While some experts fancy him at No 4, going in at “two down” while still being gloveman (a role he really needs to retain, considering his market-leading brilliance both standing back, and up at the stumps) is a fairly tough ask.
Does the answer lie in De Kock, in a possible happy medium, more regularly now occupying the berth at No 5 that he took with some success in his last Test appearance?
In a late-January performance against England at the Wanderers that helped seal his status as top runs-scorer across both sides, despite England winning the series 3-1, he significantly stood alone in the first innings as a key South African resister in notching 76 out of a flimsy total of 183, and then added a gritty further 39 in the second dig.

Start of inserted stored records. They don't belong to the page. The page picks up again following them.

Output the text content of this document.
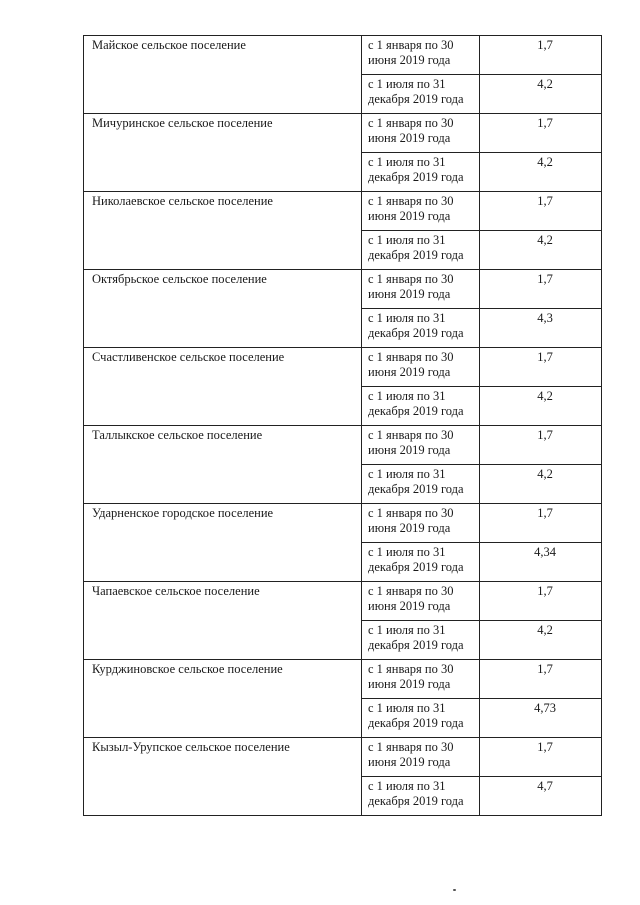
Майское сельское поселение	с 1 января по 30 июня 2019 года	1,7
	с 1 июля по 31 декабря 2019 года	4,2
Мичуринское сельское поселение	с 1 января по 30 июня 2019 года	1,7
	с 1 июля по 31 декабря 2019 года	4,2
Николаевское сельское поселение	с 1 января по 30 июня 2019 года	1,7
	с 1 июля по 31 декабря 2019 года	4,2
Октябрьское сельское поселение	с 1 января по 30 июня 2019 года	1,7
	с 1 июля по 31 декабря 2019 года	4,3
Счастливенское сельское поселение	с 1 января по 30 июня 2019 года	1,7
	с 1 июля по 31 декабря 2019 года	4,2
Таллыкское сельское поселение	с 1 января по 30 июня 2019 года	1,7
	с 1 июля по 31 декабря 2019 года	4,2
Ударненское городское поселение	с 1 января по 30 июня 2019 года	1,7
	с 1 июля по 31 декабря 2019 года	4,34
Чапаевское сельское поселение	с 1 января по 30 июня 2019 года	1,7
	с 1 июля по 31 декабря 2019 года	4,2
Курджиновское сельское поселение	с 1 января по 30 июня 2019 года	1,7
	с 1 июля по 31 декабря 2019 года	4,73
Кызыл-Урупское сельское поселение	с 1 января по 30 июня 2019 года	1,7
	с 1 июля по 31 декабря 2019 года	4,7
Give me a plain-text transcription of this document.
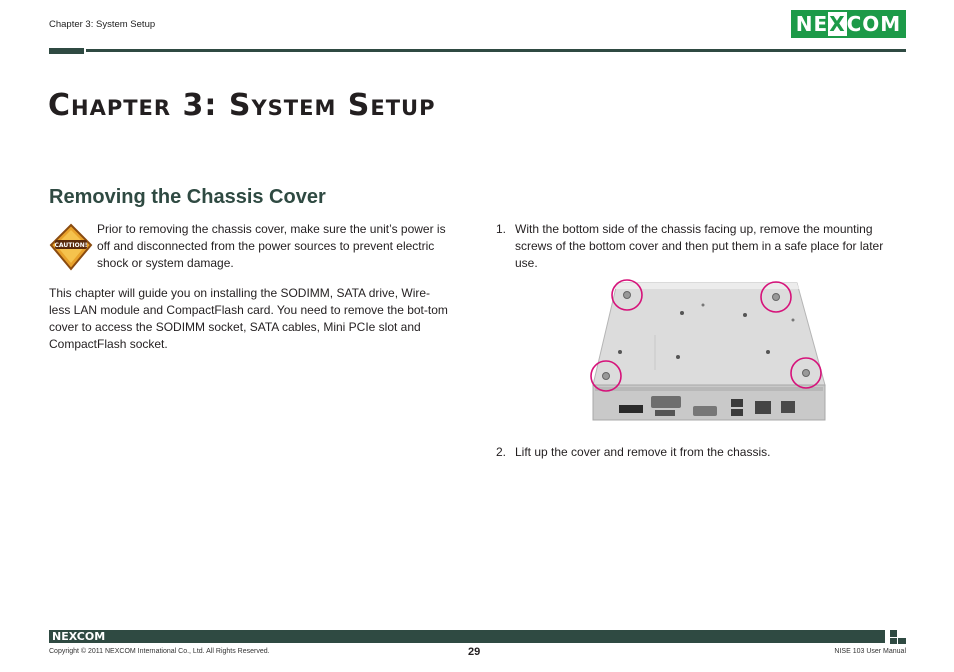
Chapter 3: System Setup	NEXCOM
Chapter 3: System Setup
Removing the Chassis Cover
CAUTION!
Prior to removing the chassis cover, make sure the unit’s power is off and disconnected from the power sources to prevent electric shock or system damage.
This chapter will guide you on installing the SODIMM, SATA drive, Wire-less LAN module and CompactFlash card. You need to remove the bot-tom cover to access the SODIMM socket, SATA cables, Mini PCIe slot and CompactFlash socket.
1. With the bottom side of the chassis facing up, remove the mounting screws of the bottom cover and then put them in a safe place for later use.
2. Lift up the cover and remove it from the chassis.
NEXCOM
Copyright © 2011 NEXCOM International Co., Ltd. All Rights Reserved.	29	NISE 103 User Manual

Being so at ease as a dual wicketkeeper and batting factor at five shifted De Kock a little more closely toward someone like Alec Stewart, the classy England player of an otherwise often “difficult” period for their Test team in the 1990s, who was similarly required frequently enough – whenever they overlooked more specialist ‘keeper Jack Russell — to juggle the task of being behind the stumps yet also a primary factor for them at the crease.
It is just possible that his showing at the Bullring served as final proof, in the minds of both Smith and head coach Mark Boucher, that De Kock must bust into that Test top five on a regular basis … and prompted the former’s clear-cut words on Friday.